Накануне нашей несчастной конной разведки я тоже получил открытку. Там стояли обычные слова и в конце: «Н.Т.Э.». Во время офицерского богослужения я ломал себе голову над тем, что это означает. Кроме обычных тем, товарищи говорили теперь и о мире. А это свидетельствовало о том, что времена переменились! Впрочем, я и сам заметил это по первым седым волосам, которые обнаружил у себя на висках, бреясь перед зеркалом. Но этому горю легко было помочь. Надо было просто перестать бриться, что я и сделал.
Но что означали иероглифы «Н.Т.Э.»? Разумеется, я не стал спрашивать совета у товарищей, которые рассуждали о женщинах с таким же знанием дела, как о лошадях. Должно ли это означать «навеки твоя Эвелина» или «никогда твоя Эвелина»? Может быть, и я был неведающий? Следующий день доказал мне это, но не черным по белому, а красным по защитному – сочетание цветов, которое я должен был как будто хорошо знать. Однако мне суждено было узнать его еще на собственном опыте.
Наступление было в разгаре, и число пленных все возрастало. По слухам, в этой местности скрывалось много русских. Мне приказали произвести разведку по ту сторону речушки Лововской, извивавшейся среди широких болот. Мы выехали верхом около полуночи и выяснили, что русские поспешно отступили и местность совершенно свободна километра на четыре вокруг. Я спокойно поскакал обратно.
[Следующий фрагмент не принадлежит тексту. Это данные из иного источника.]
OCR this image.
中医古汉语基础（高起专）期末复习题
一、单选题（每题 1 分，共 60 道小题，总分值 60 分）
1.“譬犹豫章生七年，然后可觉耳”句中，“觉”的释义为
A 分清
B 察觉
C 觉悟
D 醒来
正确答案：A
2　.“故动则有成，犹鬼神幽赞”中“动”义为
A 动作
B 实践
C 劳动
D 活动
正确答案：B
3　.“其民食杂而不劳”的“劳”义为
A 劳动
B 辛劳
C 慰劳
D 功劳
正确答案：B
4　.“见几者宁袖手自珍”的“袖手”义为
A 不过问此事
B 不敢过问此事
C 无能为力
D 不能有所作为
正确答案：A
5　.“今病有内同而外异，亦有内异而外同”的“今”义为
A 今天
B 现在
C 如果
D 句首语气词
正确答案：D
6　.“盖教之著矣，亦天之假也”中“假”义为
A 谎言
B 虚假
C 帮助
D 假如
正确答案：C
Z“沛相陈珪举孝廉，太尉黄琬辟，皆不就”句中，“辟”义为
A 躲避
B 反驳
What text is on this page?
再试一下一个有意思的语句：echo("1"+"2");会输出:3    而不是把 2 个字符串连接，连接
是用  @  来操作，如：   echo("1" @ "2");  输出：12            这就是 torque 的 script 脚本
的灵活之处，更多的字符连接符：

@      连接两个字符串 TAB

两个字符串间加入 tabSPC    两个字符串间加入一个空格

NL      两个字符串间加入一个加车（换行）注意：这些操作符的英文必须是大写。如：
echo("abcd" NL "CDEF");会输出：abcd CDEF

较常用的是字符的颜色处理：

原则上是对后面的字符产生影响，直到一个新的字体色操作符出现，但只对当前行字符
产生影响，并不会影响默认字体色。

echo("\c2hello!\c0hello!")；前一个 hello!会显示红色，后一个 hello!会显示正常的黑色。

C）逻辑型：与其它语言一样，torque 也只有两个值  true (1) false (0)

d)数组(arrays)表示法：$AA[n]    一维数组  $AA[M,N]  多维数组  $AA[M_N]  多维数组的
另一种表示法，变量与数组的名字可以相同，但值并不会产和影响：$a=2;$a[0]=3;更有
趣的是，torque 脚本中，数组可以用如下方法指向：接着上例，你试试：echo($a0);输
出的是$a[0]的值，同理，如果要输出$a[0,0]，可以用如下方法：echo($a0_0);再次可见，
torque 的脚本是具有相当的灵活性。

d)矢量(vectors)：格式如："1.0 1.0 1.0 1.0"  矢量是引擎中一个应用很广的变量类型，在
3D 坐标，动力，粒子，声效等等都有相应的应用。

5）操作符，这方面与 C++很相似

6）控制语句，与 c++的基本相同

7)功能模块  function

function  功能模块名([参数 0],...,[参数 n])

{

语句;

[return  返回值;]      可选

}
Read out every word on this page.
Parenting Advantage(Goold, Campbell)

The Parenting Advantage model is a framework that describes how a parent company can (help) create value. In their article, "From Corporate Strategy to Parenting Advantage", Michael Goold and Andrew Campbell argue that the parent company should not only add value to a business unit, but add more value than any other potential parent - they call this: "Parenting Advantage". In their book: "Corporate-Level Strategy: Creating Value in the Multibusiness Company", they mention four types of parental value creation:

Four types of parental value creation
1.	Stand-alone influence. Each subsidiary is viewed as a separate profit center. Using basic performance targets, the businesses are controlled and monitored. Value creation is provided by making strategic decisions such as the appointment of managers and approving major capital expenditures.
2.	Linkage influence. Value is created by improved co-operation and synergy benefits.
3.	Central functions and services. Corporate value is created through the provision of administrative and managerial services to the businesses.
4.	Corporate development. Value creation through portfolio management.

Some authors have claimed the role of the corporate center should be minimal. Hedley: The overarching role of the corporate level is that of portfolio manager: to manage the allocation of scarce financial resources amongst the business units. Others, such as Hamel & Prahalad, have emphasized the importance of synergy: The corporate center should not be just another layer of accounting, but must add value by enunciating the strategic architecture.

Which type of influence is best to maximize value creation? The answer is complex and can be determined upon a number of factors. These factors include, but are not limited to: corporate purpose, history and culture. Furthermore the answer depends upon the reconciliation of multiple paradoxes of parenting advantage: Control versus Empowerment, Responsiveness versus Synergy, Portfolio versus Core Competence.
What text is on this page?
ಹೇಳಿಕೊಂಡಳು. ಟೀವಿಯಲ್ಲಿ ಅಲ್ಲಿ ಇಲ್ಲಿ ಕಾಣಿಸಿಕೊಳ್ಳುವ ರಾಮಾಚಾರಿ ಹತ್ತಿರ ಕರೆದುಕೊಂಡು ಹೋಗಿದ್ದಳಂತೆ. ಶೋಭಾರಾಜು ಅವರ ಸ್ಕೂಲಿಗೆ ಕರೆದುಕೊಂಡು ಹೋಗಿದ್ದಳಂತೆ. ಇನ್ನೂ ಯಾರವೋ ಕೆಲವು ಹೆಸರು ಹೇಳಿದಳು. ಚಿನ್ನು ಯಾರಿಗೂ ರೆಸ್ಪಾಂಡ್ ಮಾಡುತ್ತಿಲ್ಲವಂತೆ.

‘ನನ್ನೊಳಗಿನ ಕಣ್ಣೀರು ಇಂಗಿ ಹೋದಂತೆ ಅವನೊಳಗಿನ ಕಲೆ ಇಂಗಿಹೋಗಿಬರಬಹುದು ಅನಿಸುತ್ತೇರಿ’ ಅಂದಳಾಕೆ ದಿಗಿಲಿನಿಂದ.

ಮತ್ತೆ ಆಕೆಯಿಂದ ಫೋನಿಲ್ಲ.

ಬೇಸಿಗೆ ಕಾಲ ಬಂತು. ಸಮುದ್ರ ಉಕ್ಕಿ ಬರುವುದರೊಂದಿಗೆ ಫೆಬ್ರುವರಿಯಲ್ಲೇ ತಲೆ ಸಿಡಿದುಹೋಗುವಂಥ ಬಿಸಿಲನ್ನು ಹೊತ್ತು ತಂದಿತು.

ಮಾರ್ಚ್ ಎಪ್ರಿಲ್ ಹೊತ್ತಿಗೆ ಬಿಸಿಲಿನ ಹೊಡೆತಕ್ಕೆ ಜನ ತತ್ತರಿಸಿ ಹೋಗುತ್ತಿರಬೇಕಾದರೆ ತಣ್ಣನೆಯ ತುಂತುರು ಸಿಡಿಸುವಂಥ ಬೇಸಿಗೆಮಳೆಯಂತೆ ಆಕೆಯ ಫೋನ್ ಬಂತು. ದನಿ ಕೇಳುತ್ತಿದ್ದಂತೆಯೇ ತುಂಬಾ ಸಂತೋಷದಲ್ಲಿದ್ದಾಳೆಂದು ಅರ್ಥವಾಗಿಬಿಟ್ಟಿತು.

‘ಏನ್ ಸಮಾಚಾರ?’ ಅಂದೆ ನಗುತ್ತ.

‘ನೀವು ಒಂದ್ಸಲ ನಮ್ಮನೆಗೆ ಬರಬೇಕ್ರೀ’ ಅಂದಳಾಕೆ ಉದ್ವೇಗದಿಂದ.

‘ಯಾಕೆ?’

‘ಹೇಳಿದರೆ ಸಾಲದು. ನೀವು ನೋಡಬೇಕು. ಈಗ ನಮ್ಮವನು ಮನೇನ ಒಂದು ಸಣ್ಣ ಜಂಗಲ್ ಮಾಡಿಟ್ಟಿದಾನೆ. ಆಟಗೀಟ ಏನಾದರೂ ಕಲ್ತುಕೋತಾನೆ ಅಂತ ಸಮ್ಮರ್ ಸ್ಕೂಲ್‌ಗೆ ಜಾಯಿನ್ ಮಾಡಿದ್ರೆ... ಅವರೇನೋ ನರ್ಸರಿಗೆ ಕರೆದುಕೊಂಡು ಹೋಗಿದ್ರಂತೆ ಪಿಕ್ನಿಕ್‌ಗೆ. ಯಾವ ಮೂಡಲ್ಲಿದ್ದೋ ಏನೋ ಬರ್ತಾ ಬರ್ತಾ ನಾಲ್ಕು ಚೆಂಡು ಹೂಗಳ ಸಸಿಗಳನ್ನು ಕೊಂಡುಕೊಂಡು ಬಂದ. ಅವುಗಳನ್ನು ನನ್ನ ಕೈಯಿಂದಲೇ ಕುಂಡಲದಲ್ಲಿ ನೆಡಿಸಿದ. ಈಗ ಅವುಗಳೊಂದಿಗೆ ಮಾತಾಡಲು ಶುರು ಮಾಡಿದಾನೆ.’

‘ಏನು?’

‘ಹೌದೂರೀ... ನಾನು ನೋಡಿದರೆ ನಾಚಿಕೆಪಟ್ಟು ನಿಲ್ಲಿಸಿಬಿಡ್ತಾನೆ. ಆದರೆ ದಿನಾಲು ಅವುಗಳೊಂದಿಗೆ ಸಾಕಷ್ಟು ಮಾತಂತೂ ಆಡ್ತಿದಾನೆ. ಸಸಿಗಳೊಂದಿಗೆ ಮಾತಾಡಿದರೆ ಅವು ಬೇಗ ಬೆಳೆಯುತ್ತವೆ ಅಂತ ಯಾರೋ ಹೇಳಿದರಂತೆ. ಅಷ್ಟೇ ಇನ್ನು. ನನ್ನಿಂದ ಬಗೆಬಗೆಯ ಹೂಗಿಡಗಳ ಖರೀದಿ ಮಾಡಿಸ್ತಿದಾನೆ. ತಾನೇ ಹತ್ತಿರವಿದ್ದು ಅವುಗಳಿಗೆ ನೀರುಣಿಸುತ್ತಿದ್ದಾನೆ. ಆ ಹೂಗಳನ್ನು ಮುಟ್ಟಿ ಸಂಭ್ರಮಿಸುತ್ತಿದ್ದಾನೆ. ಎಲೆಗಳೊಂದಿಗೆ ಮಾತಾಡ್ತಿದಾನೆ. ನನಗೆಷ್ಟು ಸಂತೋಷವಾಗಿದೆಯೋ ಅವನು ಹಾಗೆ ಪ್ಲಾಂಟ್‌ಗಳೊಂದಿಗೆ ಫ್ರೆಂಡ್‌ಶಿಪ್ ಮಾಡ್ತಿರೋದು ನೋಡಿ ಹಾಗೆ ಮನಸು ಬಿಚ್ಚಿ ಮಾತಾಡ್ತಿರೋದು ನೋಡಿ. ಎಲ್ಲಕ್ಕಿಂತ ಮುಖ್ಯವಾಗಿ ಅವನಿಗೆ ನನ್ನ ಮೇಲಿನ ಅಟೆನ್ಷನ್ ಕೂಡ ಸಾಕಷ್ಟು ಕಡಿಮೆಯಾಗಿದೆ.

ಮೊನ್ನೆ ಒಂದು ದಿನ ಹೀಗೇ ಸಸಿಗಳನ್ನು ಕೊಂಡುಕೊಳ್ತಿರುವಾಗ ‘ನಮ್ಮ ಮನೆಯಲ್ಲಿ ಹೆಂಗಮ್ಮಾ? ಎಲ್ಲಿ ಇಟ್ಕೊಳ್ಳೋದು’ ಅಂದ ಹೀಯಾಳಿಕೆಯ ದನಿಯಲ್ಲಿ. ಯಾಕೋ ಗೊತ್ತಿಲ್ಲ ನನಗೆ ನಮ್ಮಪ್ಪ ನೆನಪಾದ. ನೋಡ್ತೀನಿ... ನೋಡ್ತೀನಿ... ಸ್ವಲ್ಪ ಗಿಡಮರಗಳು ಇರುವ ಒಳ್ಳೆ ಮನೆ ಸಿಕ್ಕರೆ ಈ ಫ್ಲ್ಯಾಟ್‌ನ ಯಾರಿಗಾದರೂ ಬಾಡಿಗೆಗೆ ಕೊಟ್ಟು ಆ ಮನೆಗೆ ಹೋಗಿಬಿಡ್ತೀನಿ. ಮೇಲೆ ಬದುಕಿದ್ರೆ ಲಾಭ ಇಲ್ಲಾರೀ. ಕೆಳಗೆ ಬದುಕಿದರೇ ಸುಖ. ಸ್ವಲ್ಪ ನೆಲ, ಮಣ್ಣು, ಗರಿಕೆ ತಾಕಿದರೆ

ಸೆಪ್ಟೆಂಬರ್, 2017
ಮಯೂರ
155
Было около четырех или пяти часов утра, рассвет сменил прохладную безоблачную ночь. Я ехал, держа в одной руке блокнот, а в другой карту. Вдруг щелкнул сухой и короткий выстрел, и я тотчас же почувствовал резкую мгновенную боль в левом колене, словно его коснулись острием ножа. Но я удержался в седле. Конь лишь на мгновение взвился на дыбы. К огню он привык – и его не ранило. Снова раздались не то два не то три выстрела; стреляли из зарослей кустарника на островке, находившемся посреди болота. Проезжая здесь в начале разведки, мы, правда, заметили его, но не могли подойти ближе, потому что кони увязли бы в трясине. Несмотря на жару, по этой топи надо было двигаться очень осторожно. Правда, я приказал одному из своих драгун спешиться, но он скоро вернулся и доложил, что на болотистом островке ничего подозрительного не обнаружено.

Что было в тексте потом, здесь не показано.